The event rounded out Glendale’s annual Tech Week, created in 2016 to provide a series of events surrounding advancements and innovations in the tech industry.
Juanita Martinez, a regional manager for General Motors, said autonomous vehicles will be available to the public, but the level of autonomy will vary.
The automaker currently sells vehicles with self-driving features, but the company’s system and the one found in Tesla’s vehicles require the driver to remain engaged throughout the drive.
Martinez said General Motors has been working on a fully autonomous vehicle that doesn’t require a driver, and it plans to implement a small fleet of those cars in a controlled environment next year.
“Before we ever put an autonomous vehicle out on the road for public use, we are looking at the safety of those vehicles and we’re doing thousands of hours of testing,” she said.
Rena Davis, senior public policy manager for Lyft, said the ride-sharing company is also developing its own fleet of fully autonomous vehicles, adding that driverless vehicles could appear within our lifetime.
Lyft is currently testing its autonomous systems in Las Vegas, where passengers can catch a ride around the city in a self-driving vehicle. However, these cars still have a driver and co-driver in the front seats should anything go wrong.
“If anybody’s got kids getting ready to start in high school in the next couple of years, they might be going to prom in an [autonomous vehicle],” Davis said.

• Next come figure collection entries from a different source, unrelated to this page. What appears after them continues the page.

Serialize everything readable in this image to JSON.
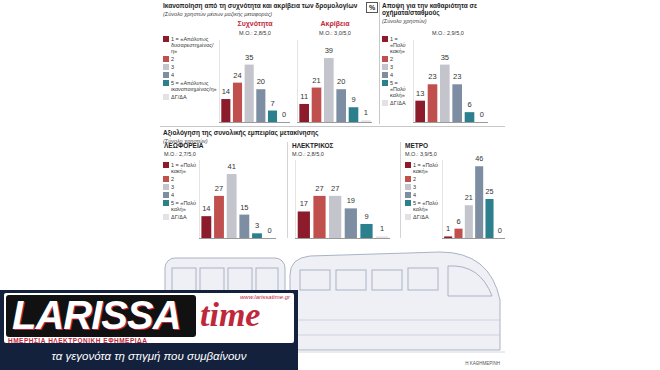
{
  "sections": [
    {
      "title": "Ικανοποίηση από τη συχνότητα και ακρίβεια των δρομολογίων",
      "subtitle": "(Σύνολο χρηστών μέσων μαζικής μεταφοράς)",
      "annotation": "%"
    },
    {
      "title": "Αποψη για την καθαριότητα σε οχήματα/σταθμούς",
      "subtitle": "(Σύνολο χρηστών)"
    },
    {
      "title": "Αξιολόγηση της συνολικής εμπειρίας μετακίνησης",
      "subtitle": "(Σύνολο χρηστών)"
    }
  ],
  "chart_data": [
    {
      "type": "bar",
      "title": "Συχνότητα",
      "subtitle": "Μ.Ο.: 2,8/5,0",
      "categories": [
        "1 = «Απόλυτως δυσαρεστημένος/η»",
        "2",
        "3",
        "4",
        "5 = «Απόλυτως ικανοποιημένος/η»",
        "ΔΓ/ΔΑ"
      ],
      "values": [
        14,
        24,
        35,
        20,
        7,
        0
      ],
      "colors": [
        "#8c1c2c",
        "#c0504d",
        "#c4c4cc",
        "#7d8ea3",
        "#2c7f8c",
        "#e2e2e6"
      ],
      "ylim": [
        0,
        50
      ],
      "yticks": [],
      "data_labels": true,
      "tick_labels": false,
      "legend": "left"
    },
    {
      "type": "bar",
      "title": "Ακρίβεια",
      "subtitle": "Μ.Ο.: 3,0/5,0",
      "categories": [
        "1 = «Απόλυτως δυσαρεστημένος/η»",
        "2",
        "3",
        "4",
        "5 = «Απόλυτως ικανοποιημένος/η»",
        "ΔΓ/ΔΑ"
      ],
      "values": [
        11,
        21,
        39,
        20,
        9,
        1
      ],
      "colors": [
        "#8c1c2c",
        "#c0504d",
        "#c4c4cc",
        "#7d8ea3",
        "#2c7f8c",
        "#e2e2e6"
      ],
      "ylim": [
        0,
        50
      ],
      "yticks": [],
      "data_labels": true,
      "tick_labels": false
    },
    {
      "type": "bar",
      "subtitle": "Μ.Ο.: 2,9/5,0",
      "categories": [
        "1 = «Πολύ κακή»",
        "2",
        "3",
        "4",
        "5 = «Πολύ καλή»",
        "ΔΓ/ΔΑ"
      ],
      "values": [
        13,
        23,
        35,
        23,
        6,
        0
      ],
      "colors": [
        "#8c1c2c",
        "#c0504d",
        "#c4c4cc",
        "#7d8ea3",
        "#2c7f8c",
        "#e2e2e6"
      ],
      "ylim": [
        0,
        50
      ],
      "yticks": [],
      "data_labels": true,
      "tick_labels": false,
      "legend": "left"
    },
    {
      "type": "bar",
      "title": "ΛΕΩΦΟΡΕΙΑ",
      "subtitle": "Μ.Ο.: 2,7/5,0",
      "categories": [
        "1 = «Πολύ κακή»",
        "2",
        "3",
        "4",
        "5 = «Πολύ καλή»",
        "ΔΓ/ΔΑ"
      ],
      "values": [
        14,
        27,
        41,
        15,
        3,
        0
      ],
      "colors": [
        "#8c1c2c",
        "#c0504d",
        "#c4c4cc",
        "#7d8ea3",
        "#2c7f8c",
        "#e2e2e6"
      ],
      "ylim": [
        0,
        50
      ],
      "yticks": [],
      "data_labels": true,
      "tick_labels": false,
      "legend": "left"
    },
    {
      "type": "bar",
      "title": "ΗΛΕΚΤΡΙΚΟΣ",
      "subtitle": "Μ.Ο.: 2,8/5,0",
      "categories": [
        "1 = «Πολύ κακή»",
        "2",
        "3",
        "4",
        "5 = «Πολύ καλή»",
        "ΔΓ/ΔΑ"
      ],
      "values": [
        17,
        27,
        27,
        19,
        9,
        1
      ],
      "colors": [
        "#8c1c2c",
        "#c0504d",
        "#c4c4cc",
        "#7d8ea3",
        "#2c7f8c",
        "#e2e2e6"
      ],
      "ylim": [
        0,
        50
      ],
      "yticks": [],
      "data_labels": true,
      "tick_labels": false
    },
    {
      "type": "bar",
      "title": "ΜΕΤΡΟ",
      "subtitle": "Μ.Ο.: 3,9/5,0",
      "categories": [
        "1 = «Πολύ κακή»",
        "2",
        "3",
        "4",
        "5 = «Πολύ καλή»",
        "ΔΓ/ΔΑ"
      ],
      "values": [
        1,
        6,
        21,
        46,
        25,
        0
      ],
      "colors": [
        "#8c1c2c",
        "#c0504d",
        "#c4c4cc",
        "#7d8ea3",
        "#2c7f8c",
        "#e2e2e6"
      ],
      "ylim": [
        0,
        50
      ],
      "yticks": [],
      "data_labels": true,
      "tick_labels": false,
      "legend": "left"
    }
  ],
  "credit": "Η ΚΑΘΗΜΕΡΙΝΗ",
  "logo": {
    "name_left": "LARISSA",
    "name_right": "time",
    "url": "www.larissatime.gr",
    "tagline": "ΗΜΕΡΗΣΙΑ ΗΛΕΚΤΡΟΝΙΚΗ ΕΦΗΜΕΡΙΔΑ",
    "slogan": "τα γεγονότα τη στιγμή που συμβαίνουν"
  }
}
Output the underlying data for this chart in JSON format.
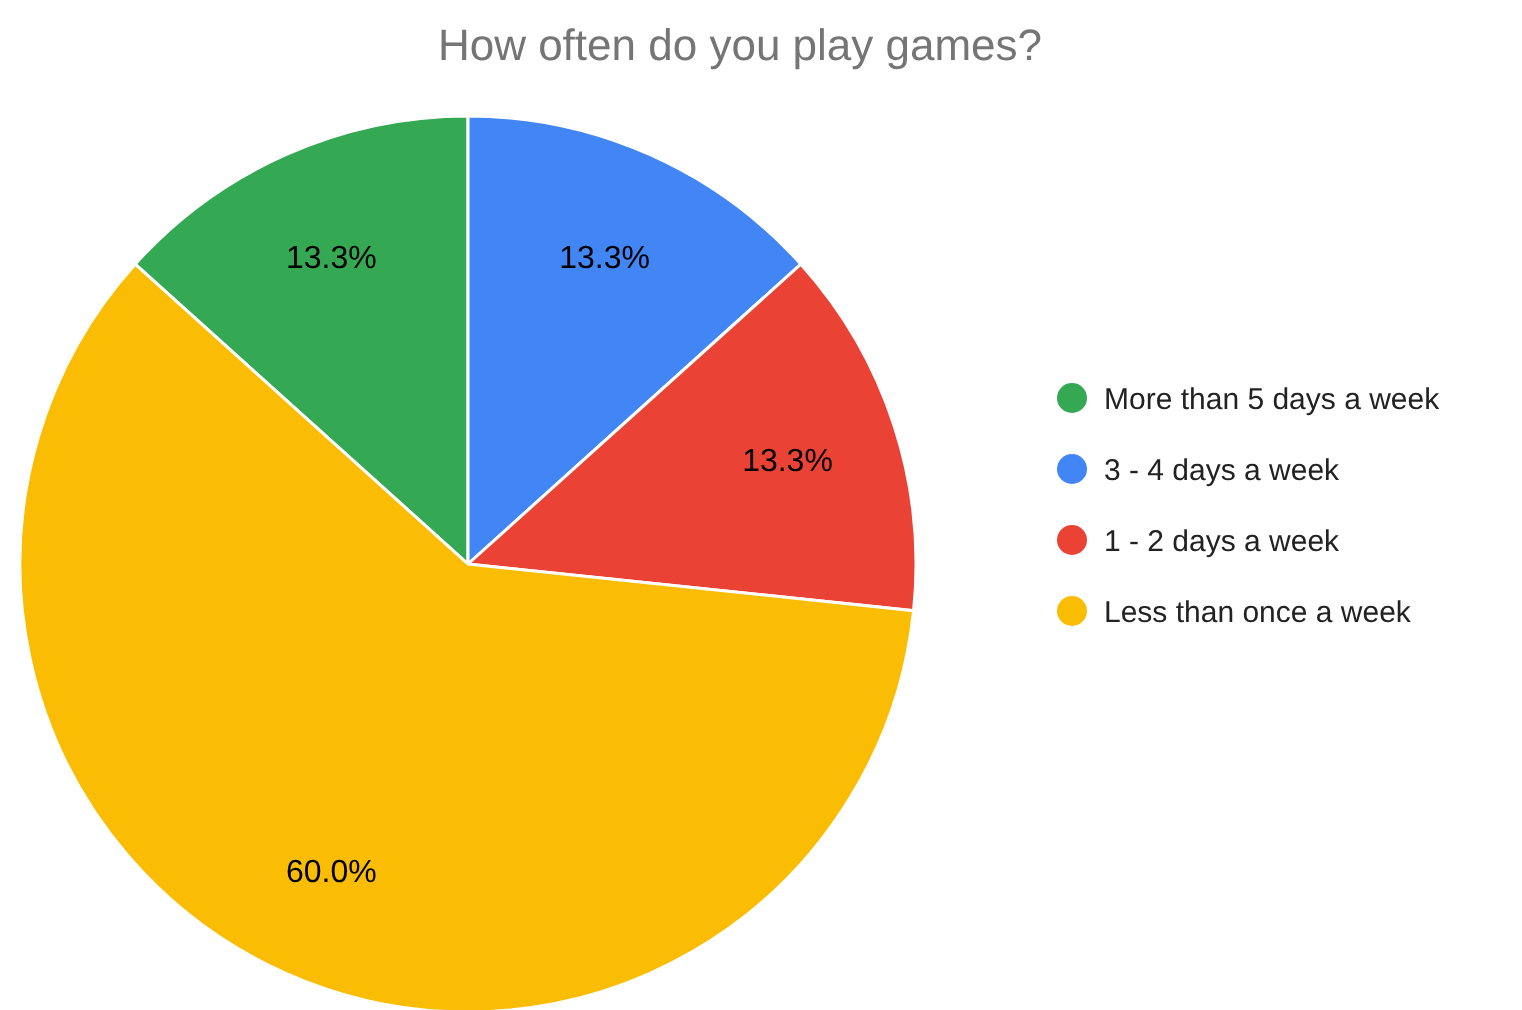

While companies like General Motors and Lyft have ambitions to bring self-driving cars to the masses, Caltech researcher Jin Ge said there are still many hurdles to overcome when building a fully autonomous vehicle.
She outlined the levels of automation developed by the Society of Automotive Engineers International.
Level zero means zero autonomy, which means the driver controls the speed and direction of the vehicle.
The self-driving cars on the road today are at level two, which means the vehicle can adjust speed and steer but requires a driver to be behind the wheel and pay attention to road conditions.
Ge said technology is available to build a vehicle with level-four or level-five automation, in which the car is in full control and requires no input from the driver.
However, problems lie within designing and engineering the software that lets vehicles drive themselves.
She said vehicles can be programmed to do specific actions when certain incidents occur, like braking if they detect a child or stop sign ahead. However, engineers have yet to find a way to let vehicles understand ethical driving behaviors, such as pulling over when involved in a crash.
As partially self-driving vehicles become more prevalent, Marcel Porras, chief sustainability officer for the Los Angeles Department of Transportation, said cities should be looking at ways to prepare their infrastructures to accommodate autonomous cars.
One way city officials can help themselves and automakers is if they start digitizing their infrastructures. This would allow car engineers to use the city’s data to know every street, traffic signal and stop sign and input that information into the vehicles to improve traffic flow.
“We’ve started thinking thoughtfully about what is the role of [autonomous vehicles] and how can this new technology improve our lives rather than further separate our communities,” Porras said.